In my case, I'm willing to trust the filename extensions and I only need to deal with gzip and maybe bzip files.
import gzip
import bz2
def open_by_suffix(filename):
if filename.endswith('.gz'):
return gzip.open(filename, 'rb')
elif filename.endswith('.bz2'):
return bz2.BZ2file(filename, 'r')
else:
return open(filename, 'r')
If we don't trust the filenames, we can compare the initial bytes of the file for magic strings (modified from https://stackoverflow.com/a/13044946/117714):
import gzip
import bz2
magic_dict = {
"\x1f\x8b\x08": (gzip.open, 'rb')
"\x42\x5a\x68": (bz2.BZ2File, 'r')
}
max_len = max(len(x) for x in magic_dict)

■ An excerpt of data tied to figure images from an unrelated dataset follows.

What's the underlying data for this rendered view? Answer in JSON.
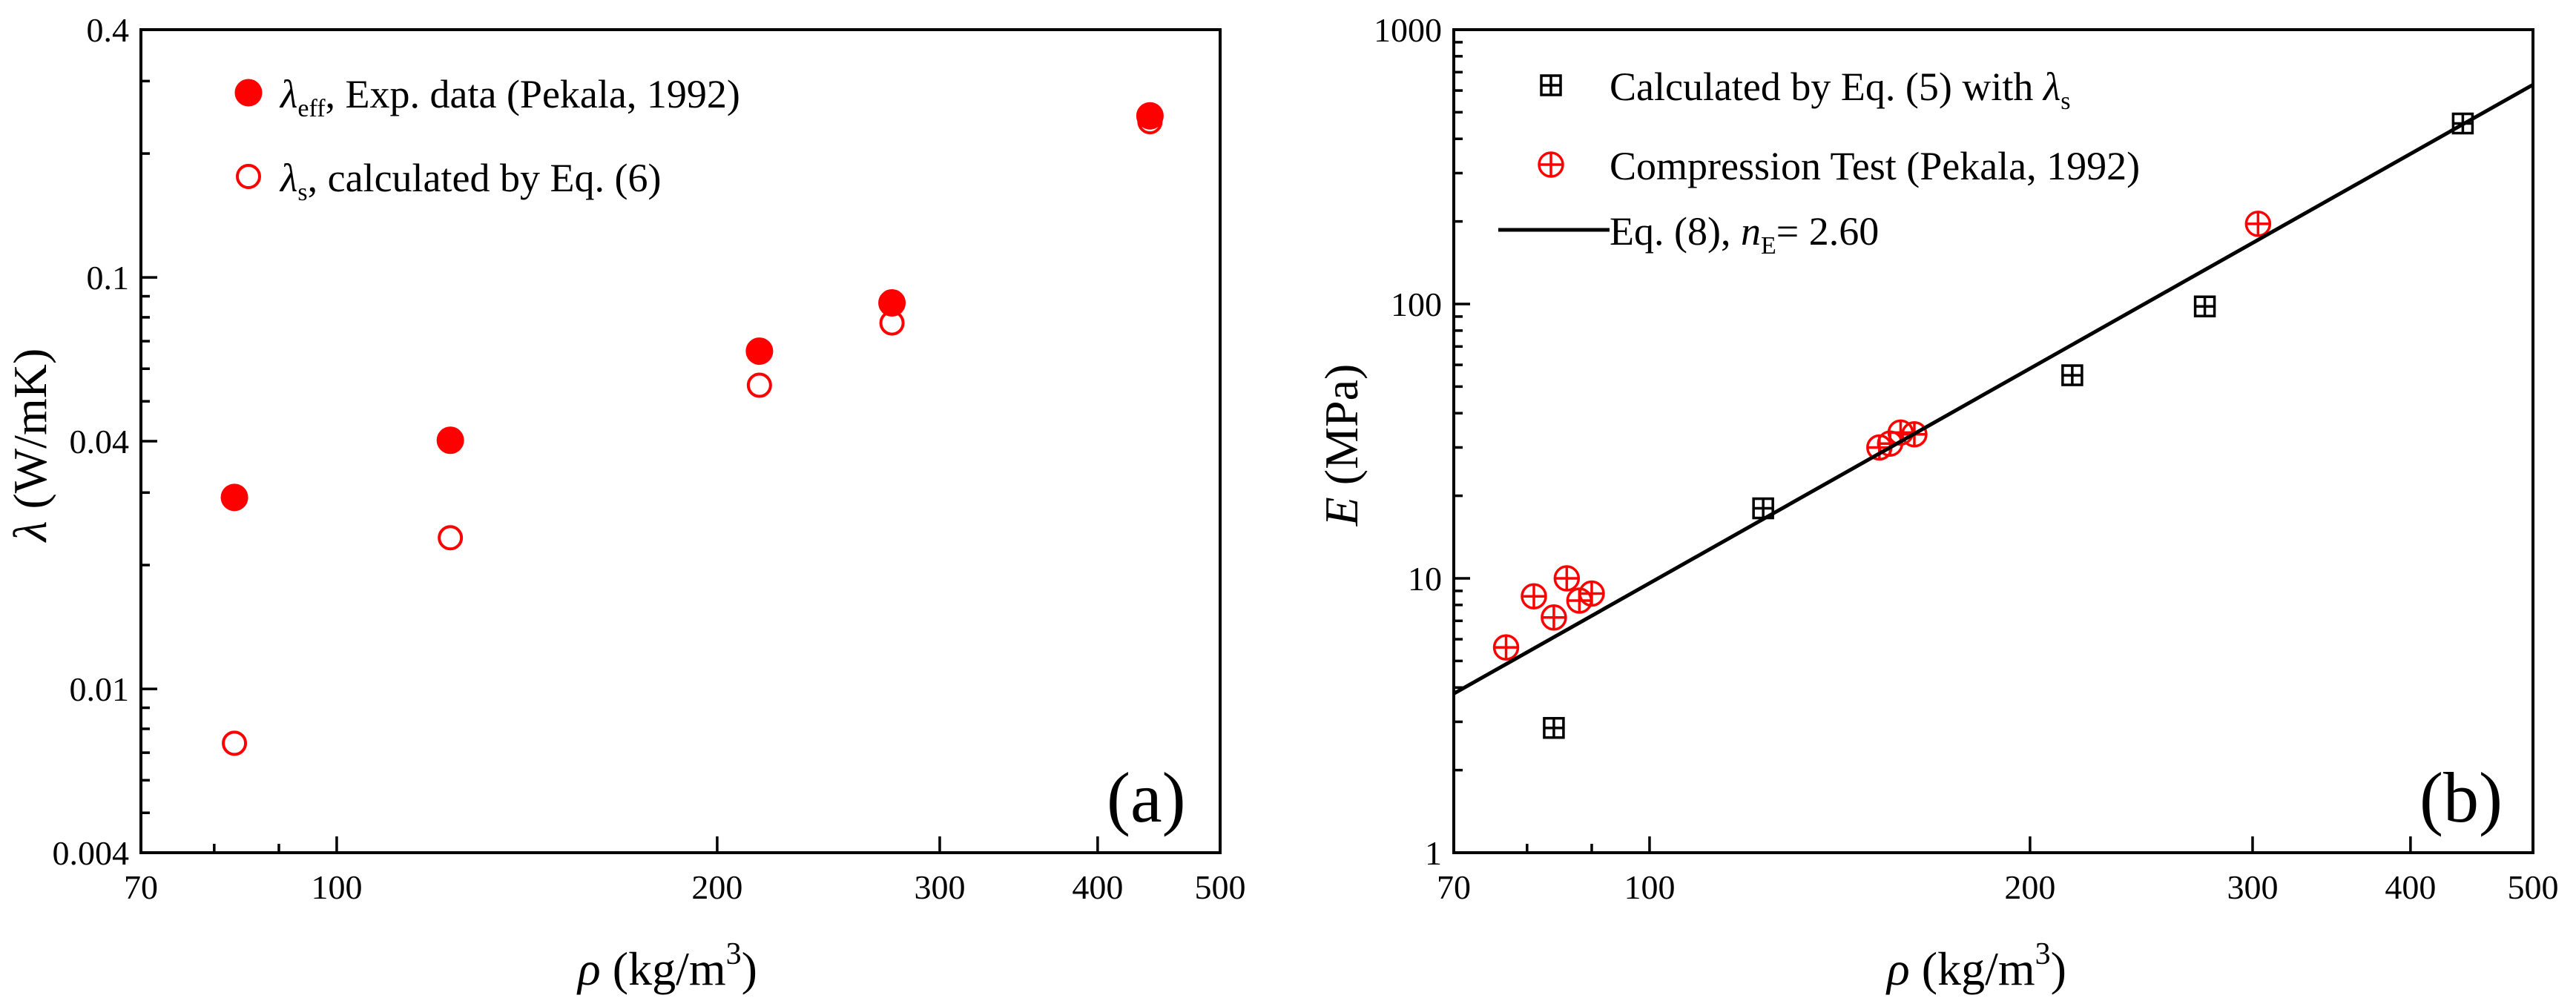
{
  "chart_data": [
    {
      "type": "scatter",
      "panel": "(a)",
      "xscale": "log",
      "yscale": "log",
      "xlim": [
        70,
        500
      ],
      "ylim": [
        0.004,
        0.4
      ],
      "xticks": [
        70,
        100,
        200,
        300,
        400,
        500
      ],
      "xtick_labels": [
        "70",
        "100",
        "200",
        "300",
        "400",
        "500"
      ],
      "yticks": [
        0.004,
        0.01,
        0.04,
        0.1,
        0.4
      ],
      "ytick_labels": [
        "0.004",
        "0.01",
        "0.04",
        "0.1",
        "0.4"
      ],
      "xlabel_symbol": "ρ",
      "xlabel_unit": " (kg/m",
      "xlabel_sup": "3",
      "xlabel_close": ")",
      "ylabel_symbol": "λ",
      "ylabel_unit": " (W/mK)",
      "series": [
        {
          "name": "λeff, Exp. data (Pekala, 1992)",
          "legend_symbol": "λ",
          "legend_sub": "eff",
          "legend_text": ", Exp. data (Pekala, 1992)",
          "marker": "filled-circle",
          "color": "#ff0000",
          "x": [
            83,
            123,
            216,
            275,
            440
          ],
          "y": [
            0.0292,
            0.0402,
            0.0662,
            0.0867,
            0.247
          ]
        },
        {
          "name": "λs, calculated by Eq. (6)",
          "legend_symbol": "λ",
          "legend_sub": "s",
          "legend_text": ", calculated by Eq. (6)",
          "marker": "open-circle",
          "color": "#ff0000",
          "x": [
            83,
            123,
            216,
            275,
            440
          ],
          "y": [
            0.00738,
            0.0233,
            0.0547,
            0.0775,
            0.239
          ]
        }
      ]
    },
    {
      "type": "scatter",
      "panel": "(b)",
      "xscale": "log",
      "yscale": "log",
      "xlim": [
        70,
        500
      ],
      "ylim": [
        1,
        1000
      ],
      "xticks": [
        70,
        100,
        200,
        300,
        400,
        500
      ],
      "xtick_labels": [
        "70",
        "100",
        "200",
        "300",
        "400",
        "500"
      ],
      "yticks": [
        1,
        10,
        100,
        1000
      ],
      "ytick_labels": [
        "1",
        "10",
        "100",
        "1000"
      ],
      "xlabel_symbol": "ρ",
      "xlabel_unit": " (kg/m",
      "xlabel_sup": "3",
      "xlabel_close": ")",
      "ylabel_symbol": "E",
      "ylabel_unit": " (MPa)",
      "series": [
        {
          "name": "Calculated by Eq. (5) with λs",
          "legend_text": "Calculated by Eq. (5) with ",
          "legend_symbol": "λ",
          "legend_sub": "s",
          "marker": "square-plus",
          "color": "#000000",
          "x": [
            84,
            123,
            216,
            275,
            440
          ],
          "y": [
            2.85,
            18,
            55,
            98,
            455
          ]
        },
        {
          "name": "Compression Test (Pekala, 1992)",
          "legend_text": "Compression Test (Pekala, 1992)",
          "marker": "circle-plus",
          "color": "#ff0000",
          "x": [
            77,
            81,
            84,
            86,
            88,
            90,
            152,
            155,
            158,
            162,
            303
          ],
          "y": [
            5.6,
            8.6,
            7.2,
            10.0,
            8.3,
            8.8,
            30,
            31,
            34,
            33.5,
            196
          ]
        },
        {
          "name": "Eq. (8), nE= 2.60",
          "legend_text": "Eq. (8), ",
          "legend_symbol": "n",
          "legend_sub": "E",
          "legend_tail": "= 2.60",
          "marker": "line",
          "color": "#000000",
          "x": [
            70,
            500
          ],
          "y": [
            3.8,
            630
          ]
        }
      ]
    }
  ]
}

def open_by_magic(filename):
with open(filename) as f:
file_start = f.read(max_len)
for magic, (fn, flag) in magic_dict.items():
if file_start.startswith(magic):
return fn(filename, flag)
return open(filename, 'r')
Usage:
# cat
for filename in filenames:
with open_by_suffix(filename) as f:
for line in f:
print f
Your use-case would look like:
for f in files:
with open_by_suffix(f) as handle:
process_file_contents(handle)